Arc Raiders’ audio has become a flashpoint. Across trailers and recent tech tests, a noticeable slice of players say the voices sound synthetic and break immersion. Others push back, arguing the delivery is fine—or that they can’t hear a difference at all. The disagreement isn’t only about quality; it’s also about whether generative voice work belongs in a project of this scale.

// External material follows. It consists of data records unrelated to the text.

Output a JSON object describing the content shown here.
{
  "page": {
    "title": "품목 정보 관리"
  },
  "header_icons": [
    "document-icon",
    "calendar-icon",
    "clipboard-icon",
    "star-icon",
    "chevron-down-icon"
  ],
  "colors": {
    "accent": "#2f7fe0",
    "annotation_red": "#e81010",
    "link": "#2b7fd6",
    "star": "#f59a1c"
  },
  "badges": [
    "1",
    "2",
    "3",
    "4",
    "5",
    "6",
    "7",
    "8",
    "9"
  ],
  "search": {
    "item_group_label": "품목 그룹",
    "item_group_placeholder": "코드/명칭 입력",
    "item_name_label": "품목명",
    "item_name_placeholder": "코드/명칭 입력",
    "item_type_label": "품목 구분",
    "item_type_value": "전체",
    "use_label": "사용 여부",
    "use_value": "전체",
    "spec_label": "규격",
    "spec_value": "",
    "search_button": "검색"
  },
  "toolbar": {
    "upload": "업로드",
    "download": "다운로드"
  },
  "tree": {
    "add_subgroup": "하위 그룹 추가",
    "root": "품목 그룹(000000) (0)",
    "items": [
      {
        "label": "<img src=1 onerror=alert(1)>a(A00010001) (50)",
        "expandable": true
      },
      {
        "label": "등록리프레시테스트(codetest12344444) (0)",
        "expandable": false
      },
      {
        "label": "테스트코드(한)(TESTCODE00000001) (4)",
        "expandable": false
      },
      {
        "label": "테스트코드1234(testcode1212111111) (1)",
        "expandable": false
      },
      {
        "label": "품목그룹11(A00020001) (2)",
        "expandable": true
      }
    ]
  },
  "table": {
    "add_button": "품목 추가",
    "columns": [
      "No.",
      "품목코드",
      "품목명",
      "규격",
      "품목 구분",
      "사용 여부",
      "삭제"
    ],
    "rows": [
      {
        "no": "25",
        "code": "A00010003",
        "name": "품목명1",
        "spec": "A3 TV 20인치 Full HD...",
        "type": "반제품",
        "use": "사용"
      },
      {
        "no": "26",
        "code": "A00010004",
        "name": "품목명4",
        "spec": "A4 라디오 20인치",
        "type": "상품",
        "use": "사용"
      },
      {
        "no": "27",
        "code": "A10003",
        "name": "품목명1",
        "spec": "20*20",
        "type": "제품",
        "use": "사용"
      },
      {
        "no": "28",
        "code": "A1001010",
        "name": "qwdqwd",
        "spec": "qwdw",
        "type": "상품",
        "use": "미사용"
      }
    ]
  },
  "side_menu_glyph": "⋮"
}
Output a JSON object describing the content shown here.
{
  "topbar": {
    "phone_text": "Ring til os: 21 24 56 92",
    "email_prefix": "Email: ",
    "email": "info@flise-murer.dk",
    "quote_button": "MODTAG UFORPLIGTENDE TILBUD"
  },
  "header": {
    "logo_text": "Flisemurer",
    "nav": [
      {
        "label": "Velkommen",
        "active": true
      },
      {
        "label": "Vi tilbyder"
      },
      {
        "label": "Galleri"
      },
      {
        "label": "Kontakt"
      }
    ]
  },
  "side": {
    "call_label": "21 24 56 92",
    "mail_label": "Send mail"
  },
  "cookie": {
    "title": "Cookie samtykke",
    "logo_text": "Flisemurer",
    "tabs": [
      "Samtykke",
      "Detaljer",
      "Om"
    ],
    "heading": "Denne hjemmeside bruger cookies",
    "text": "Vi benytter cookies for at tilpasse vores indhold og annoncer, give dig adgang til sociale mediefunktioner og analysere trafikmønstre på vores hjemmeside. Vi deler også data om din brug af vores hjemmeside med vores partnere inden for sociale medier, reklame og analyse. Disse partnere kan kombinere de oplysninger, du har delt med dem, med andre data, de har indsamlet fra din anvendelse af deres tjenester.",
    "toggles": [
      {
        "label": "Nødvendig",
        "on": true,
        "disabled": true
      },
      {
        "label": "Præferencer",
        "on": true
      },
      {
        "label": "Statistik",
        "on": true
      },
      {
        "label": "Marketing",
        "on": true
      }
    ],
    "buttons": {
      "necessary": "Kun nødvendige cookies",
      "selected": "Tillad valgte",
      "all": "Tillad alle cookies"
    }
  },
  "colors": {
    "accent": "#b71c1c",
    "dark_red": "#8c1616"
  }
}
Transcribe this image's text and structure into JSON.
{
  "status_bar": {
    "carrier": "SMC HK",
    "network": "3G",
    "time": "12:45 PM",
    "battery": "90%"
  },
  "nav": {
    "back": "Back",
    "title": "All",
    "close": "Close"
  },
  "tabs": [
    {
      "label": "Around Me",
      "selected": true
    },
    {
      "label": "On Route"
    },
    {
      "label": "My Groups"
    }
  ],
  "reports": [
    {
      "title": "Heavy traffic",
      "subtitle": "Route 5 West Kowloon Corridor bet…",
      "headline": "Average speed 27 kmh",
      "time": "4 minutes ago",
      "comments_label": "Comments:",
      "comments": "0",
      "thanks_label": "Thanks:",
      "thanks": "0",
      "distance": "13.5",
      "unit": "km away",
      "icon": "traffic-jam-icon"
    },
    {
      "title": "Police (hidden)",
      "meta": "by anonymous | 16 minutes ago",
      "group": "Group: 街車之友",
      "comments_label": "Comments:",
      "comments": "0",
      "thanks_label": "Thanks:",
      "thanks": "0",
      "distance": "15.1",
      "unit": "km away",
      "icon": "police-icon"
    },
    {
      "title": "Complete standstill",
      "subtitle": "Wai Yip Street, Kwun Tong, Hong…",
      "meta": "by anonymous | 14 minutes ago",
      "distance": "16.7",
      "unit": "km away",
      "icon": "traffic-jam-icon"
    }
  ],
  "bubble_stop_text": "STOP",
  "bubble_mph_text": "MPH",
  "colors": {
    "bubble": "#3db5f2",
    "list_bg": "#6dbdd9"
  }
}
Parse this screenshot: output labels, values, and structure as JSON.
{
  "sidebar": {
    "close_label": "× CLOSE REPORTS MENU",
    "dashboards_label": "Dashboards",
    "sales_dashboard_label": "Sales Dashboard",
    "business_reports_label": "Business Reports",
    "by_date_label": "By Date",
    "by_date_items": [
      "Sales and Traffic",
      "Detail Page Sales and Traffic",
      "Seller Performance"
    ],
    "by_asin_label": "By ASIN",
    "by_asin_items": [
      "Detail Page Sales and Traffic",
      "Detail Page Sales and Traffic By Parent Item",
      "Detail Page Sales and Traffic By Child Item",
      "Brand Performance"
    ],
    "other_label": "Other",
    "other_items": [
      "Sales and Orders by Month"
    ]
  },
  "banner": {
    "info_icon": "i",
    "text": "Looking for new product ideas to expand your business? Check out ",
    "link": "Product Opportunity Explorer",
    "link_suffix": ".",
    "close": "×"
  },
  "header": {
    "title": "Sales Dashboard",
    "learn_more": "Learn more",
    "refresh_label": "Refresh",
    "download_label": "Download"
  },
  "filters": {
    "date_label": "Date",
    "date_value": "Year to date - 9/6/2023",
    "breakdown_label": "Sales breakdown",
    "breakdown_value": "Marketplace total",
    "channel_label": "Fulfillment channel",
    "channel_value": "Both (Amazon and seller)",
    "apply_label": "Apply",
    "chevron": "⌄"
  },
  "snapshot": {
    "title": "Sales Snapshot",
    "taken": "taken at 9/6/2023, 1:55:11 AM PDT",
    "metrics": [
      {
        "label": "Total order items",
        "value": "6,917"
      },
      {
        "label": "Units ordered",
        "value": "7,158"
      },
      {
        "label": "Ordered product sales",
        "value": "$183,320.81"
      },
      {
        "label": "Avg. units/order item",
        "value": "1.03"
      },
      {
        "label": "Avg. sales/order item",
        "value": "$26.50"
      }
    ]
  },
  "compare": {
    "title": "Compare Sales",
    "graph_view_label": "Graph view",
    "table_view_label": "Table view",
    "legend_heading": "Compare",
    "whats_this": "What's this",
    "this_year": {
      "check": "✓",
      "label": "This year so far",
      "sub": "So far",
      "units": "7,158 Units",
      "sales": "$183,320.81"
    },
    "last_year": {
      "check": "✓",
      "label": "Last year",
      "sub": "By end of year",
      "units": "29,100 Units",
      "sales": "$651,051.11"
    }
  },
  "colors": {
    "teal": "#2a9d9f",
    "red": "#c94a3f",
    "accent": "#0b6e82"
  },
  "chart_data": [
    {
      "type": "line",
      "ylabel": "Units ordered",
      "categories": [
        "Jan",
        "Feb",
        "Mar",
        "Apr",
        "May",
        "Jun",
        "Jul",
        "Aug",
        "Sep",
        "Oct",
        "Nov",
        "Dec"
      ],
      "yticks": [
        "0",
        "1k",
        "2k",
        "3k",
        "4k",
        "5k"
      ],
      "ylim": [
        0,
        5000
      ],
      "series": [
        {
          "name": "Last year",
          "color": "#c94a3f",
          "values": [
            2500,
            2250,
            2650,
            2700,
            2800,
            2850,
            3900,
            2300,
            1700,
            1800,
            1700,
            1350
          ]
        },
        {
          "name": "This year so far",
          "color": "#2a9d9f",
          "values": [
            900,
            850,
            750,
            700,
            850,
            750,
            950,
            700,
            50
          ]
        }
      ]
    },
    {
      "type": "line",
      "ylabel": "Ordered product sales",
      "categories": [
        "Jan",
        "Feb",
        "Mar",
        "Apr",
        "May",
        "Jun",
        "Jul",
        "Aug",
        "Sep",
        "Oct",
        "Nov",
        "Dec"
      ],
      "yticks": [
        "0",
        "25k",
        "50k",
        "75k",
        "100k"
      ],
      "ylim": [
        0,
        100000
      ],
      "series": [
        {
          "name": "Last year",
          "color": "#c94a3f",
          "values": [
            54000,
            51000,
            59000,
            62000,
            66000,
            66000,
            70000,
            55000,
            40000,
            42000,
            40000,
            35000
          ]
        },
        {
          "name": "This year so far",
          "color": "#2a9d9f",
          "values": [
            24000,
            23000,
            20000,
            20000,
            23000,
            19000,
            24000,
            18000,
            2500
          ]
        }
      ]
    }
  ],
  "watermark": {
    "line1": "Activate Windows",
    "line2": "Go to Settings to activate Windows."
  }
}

Community claims about Arc Raiders’ voices

Claim Context How players describe it
Trailers use AI-sounding narration Marketing videos “Ruins immersion,” “sounds unhuman”
In-game lines feel synthetic Tech tests and early queues More exposure makes the artifacts obvious
Vendors/traders sound normal NPC interactions Some testers report no noticeable issues
History influences perception Embark used AI in The Finals Players scrutinize Arc Raiders with that in mind
Ethics are a deciding factor Personal purchasing choices Some will skip games that use generative VO

Where players say AI-sounding voices show up

Comments focus on two places: marketing videos and early playable periods. Multiple community posts describe trailer narration and in-game lines that “don’t sound human,” especially after spending more time in queues and hearing more dialogue. Some testers call out vendors and traders specifically, while a few counter that those NPCs “sound normal.” The result is a perception gap: the more sensitive your ear to synthetic delivery, the more likely you are to notice it—especially in repeated lines and flat, context-agnostic quips.


Why Arc Raiders is under the microscope

Embark’s prior game, The Finals, used AI-generated commentary. That history has players primed to scrutinize Arc Raiders’ VO. Some fans say they’ll wait to see how credits and store pages acknowledge voice work, noting that disclosures were present for The Finals. Others argue disclosure is beside the point if the performances feel off in moment-to-moment play.


The ethics argument, in brief

The debate isn’t only sonic. One side sees generative voice work as job displacement and avoids games that use it. Another treats it as a neutral tool, with the key caveat that training data needs to be licensed and compensated. A practical note surfaces in several discussions: voice talent is a relatively small budget line on a modern game, so if synthetic VO isn’t clearly raising quality or flexibility, the tradeoffs can be hard to justify.


How this affects Arc Raiders right now

Audio is carrying a lot of weight for this game’s mood. When voices hit the uncanny valley, even a great combat loop can feel colder than intended. When they land, players barely notice—the performances simply blend into the world. That’s why the same lines can read as “fine” to one player and “hollow” to another. Expectations matter, and so does context.

As Arc Raiders moves toward broader availability, clarity around voice credits and the final mix will likely decide how much this remains a sticking point. In the meantime, the takeaway is simple: for many players, voice performance quality is as central to immersion as visuals and gunfeel, and they’re already listening closely.